We also worked on these (fake) crab meat wontons with an apricot dipping sauce. It wasn't anything I would have thought to put together in the mix, but they turned out to be delicious! We used the fake crab meat, mixed it with cream cheese, and added scallions, sesame oil, worcestershire sauce, garlic, salt, and pepper. We wrapped them in wonton wrappers (so time consuming when you wrap a hundred of them!) and then deep fried them. Meanwhile, the we made the apricot dipping sauce with apricot preserves, ginger, dry mustard, and red wine vinegar.
After everyone was done with their dishes, we made a banquet table filled with hors d'oeuvres.
And how great does Aliza look in (my) chef's coat?!
Tip of the day: When making small pancakes, or blinis, heat up the griddle and spray it with nonstick spray. Use a squeeze bottle as a way to keep the mess to a minimum, instead of dripping batter everywhere with a ladle. 

Wednesday, August 5, 2015

Just Beet it

This Monday was "Garde Manger" day. The Garde Manger in the kitchen is also known as The Pantry Chef, in charge of cold foods, elaborate buffets, salads and dressings, desserts, snacks, and most importantly, ice carvings.

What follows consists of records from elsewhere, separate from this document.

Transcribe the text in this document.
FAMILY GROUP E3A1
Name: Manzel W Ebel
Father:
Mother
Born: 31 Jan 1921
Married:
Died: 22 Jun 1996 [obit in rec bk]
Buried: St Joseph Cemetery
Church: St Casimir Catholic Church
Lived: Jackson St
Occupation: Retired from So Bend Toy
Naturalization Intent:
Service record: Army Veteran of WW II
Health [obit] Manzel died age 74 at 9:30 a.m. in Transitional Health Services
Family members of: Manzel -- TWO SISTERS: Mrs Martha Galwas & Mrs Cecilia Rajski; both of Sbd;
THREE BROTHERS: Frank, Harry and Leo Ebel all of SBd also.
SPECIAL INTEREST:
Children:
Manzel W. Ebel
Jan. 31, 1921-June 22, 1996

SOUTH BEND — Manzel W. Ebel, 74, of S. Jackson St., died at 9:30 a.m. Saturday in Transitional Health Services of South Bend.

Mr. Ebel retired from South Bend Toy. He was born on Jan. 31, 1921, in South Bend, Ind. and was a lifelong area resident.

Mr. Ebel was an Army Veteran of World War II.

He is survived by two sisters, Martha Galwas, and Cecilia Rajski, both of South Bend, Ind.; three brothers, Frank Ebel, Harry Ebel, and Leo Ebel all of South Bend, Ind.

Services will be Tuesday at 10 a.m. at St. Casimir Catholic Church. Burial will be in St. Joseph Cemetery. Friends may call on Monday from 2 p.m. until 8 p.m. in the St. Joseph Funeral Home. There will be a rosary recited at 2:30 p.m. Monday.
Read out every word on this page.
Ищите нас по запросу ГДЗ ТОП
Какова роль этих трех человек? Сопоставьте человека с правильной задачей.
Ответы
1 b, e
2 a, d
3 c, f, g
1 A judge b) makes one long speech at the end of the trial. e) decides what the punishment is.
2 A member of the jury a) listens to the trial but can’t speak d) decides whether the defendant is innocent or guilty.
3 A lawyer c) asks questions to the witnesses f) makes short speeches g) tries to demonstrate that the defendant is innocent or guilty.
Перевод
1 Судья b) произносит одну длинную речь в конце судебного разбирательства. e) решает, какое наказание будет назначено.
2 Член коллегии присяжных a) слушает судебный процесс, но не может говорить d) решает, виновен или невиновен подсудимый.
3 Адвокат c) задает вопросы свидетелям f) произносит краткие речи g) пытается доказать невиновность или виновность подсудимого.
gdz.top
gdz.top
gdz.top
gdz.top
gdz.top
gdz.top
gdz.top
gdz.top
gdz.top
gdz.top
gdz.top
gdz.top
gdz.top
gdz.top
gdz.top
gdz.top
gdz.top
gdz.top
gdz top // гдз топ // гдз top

We worked on preservation. A few techniques or tools in the kitchen can help with preservation, such as salting, jarring, curing, and pickling.

And beets. It was all about beets. Right beets are so good?

Pickling and preserving the beets is a tedious process, but I'm sure you know that I think it's worth it. First, we boiled the beets to soften them and make them easier to peel. We added vinegar, water, sugar, and salt to a pot with the beets and a bunch of onions, and got the mixture hot. Meanwhile, we had to sterilize the jars by floating them and the covers in boiling water, removing (carefully) with tongs and set them up on a wire rack over a sheet pan. We filled up hot jars with hot (delicious) beets, and then we had to process them. The time it takes to process the jars depends on the type of food and the altitude level. We placed the open jars of beets in a pot of boiling water and covered them for 30 minutes. Then we put the covers on but didn't screw them on tightly until the cap acted like a vacuum to seal it itself.



Finally, once we felt the cap get suctioned down, we were able to screw on the lid tightly. These jars can stay on your shelf for 10 years! It's amazing. And delicious. Did you know that I like beets?

Tip of the day: When working with vegetables which are difficult to peel with a peeler (like beets or potatoes) boil them first and the skin will just pop right off and make your life much easier. Also, when you work with beets, wear gloves. You'll thank me later.